Persisting with a 64-bit boundry fixation is actually making the IPv6
address architecture _less_ expressive. When expressiveness is limited
through an arbitrary rule... that's just shortsighted. 

Nobody can claim that we know all use cases (with their respective up
and downsides). However, the few use cases we _do_ know about arrived at
different prefix lengths. Why continue to document exceptions? That is
just busywork. There is no 'one true subnet size'.

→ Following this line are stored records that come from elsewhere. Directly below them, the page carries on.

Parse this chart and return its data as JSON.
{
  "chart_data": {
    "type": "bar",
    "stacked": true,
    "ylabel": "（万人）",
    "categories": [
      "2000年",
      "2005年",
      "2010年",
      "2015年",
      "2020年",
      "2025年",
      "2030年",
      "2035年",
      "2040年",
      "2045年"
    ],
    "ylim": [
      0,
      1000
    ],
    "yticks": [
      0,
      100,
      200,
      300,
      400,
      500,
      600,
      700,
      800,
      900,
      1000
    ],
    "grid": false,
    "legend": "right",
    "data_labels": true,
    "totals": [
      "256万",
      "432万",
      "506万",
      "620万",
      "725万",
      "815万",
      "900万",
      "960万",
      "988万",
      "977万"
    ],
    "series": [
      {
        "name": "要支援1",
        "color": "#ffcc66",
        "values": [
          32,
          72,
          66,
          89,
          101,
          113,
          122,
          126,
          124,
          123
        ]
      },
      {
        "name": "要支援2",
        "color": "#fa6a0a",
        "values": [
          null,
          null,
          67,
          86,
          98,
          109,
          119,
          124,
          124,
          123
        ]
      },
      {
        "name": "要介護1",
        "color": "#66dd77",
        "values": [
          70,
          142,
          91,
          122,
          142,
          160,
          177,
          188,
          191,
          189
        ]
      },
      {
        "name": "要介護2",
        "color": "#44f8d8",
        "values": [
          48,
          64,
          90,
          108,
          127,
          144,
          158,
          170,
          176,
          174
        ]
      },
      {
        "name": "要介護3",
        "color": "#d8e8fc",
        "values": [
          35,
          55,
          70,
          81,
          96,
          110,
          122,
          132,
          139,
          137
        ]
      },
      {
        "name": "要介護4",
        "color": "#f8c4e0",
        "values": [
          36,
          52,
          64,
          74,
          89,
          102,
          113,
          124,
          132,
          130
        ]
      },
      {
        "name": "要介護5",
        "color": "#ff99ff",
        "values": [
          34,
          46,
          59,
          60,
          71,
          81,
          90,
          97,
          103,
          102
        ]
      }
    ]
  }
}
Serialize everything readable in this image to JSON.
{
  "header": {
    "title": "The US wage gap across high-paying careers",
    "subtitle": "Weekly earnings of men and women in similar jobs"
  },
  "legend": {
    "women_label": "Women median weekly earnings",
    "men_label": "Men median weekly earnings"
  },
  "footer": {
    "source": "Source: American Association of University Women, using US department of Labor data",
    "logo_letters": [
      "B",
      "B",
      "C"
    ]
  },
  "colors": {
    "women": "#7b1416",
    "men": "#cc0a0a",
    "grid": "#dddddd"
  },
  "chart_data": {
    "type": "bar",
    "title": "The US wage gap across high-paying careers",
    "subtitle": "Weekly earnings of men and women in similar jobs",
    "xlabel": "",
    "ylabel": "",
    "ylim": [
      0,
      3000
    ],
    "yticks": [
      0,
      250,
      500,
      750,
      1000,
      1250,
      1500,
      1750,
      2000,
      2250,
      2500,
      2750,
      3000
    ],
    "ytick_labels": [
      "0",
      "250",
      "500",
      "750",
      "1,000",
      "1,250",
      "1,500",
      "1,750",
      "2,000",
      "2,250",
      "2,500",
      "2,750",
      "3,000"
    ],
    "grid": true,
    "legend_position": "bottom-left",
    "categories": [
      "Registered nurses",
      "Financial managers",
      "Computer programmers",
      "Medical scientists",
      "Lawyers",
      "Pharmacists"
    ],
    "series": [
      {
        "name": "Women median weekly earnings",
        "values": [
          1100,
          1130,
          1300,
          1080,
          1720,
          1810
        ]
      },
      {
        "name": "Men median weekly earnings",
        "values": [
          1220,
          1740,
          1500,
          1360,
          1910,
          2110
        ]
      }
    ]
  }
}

Mandating something arbitrary like 'address ID must be 64 bits' when
there is no technical requirement for such rule would be nothing short
of arrogant.

The ND/SLAAC attack vector was real problem, can still be real, why
pretend that that issue doesn't exist by mandating 64-bit IIDs? Any sane
deployment will take steps to cover that risk surface. A valid
mitigation strategy remains to just configure something longer then a
/64 ... like /120

We must accept that we cannot see into the future. Let operators choose.

Kind regards,

Job

ps. The "Write a draft" argument is weak at best, since we are already
are discussing a draft (called 'draft-ietf-6man-rfc4291bis-07.txt'),
which is in IETF Last call, which means it is in a place to discuss the
contents of that draft. No reason to kick the can down the road.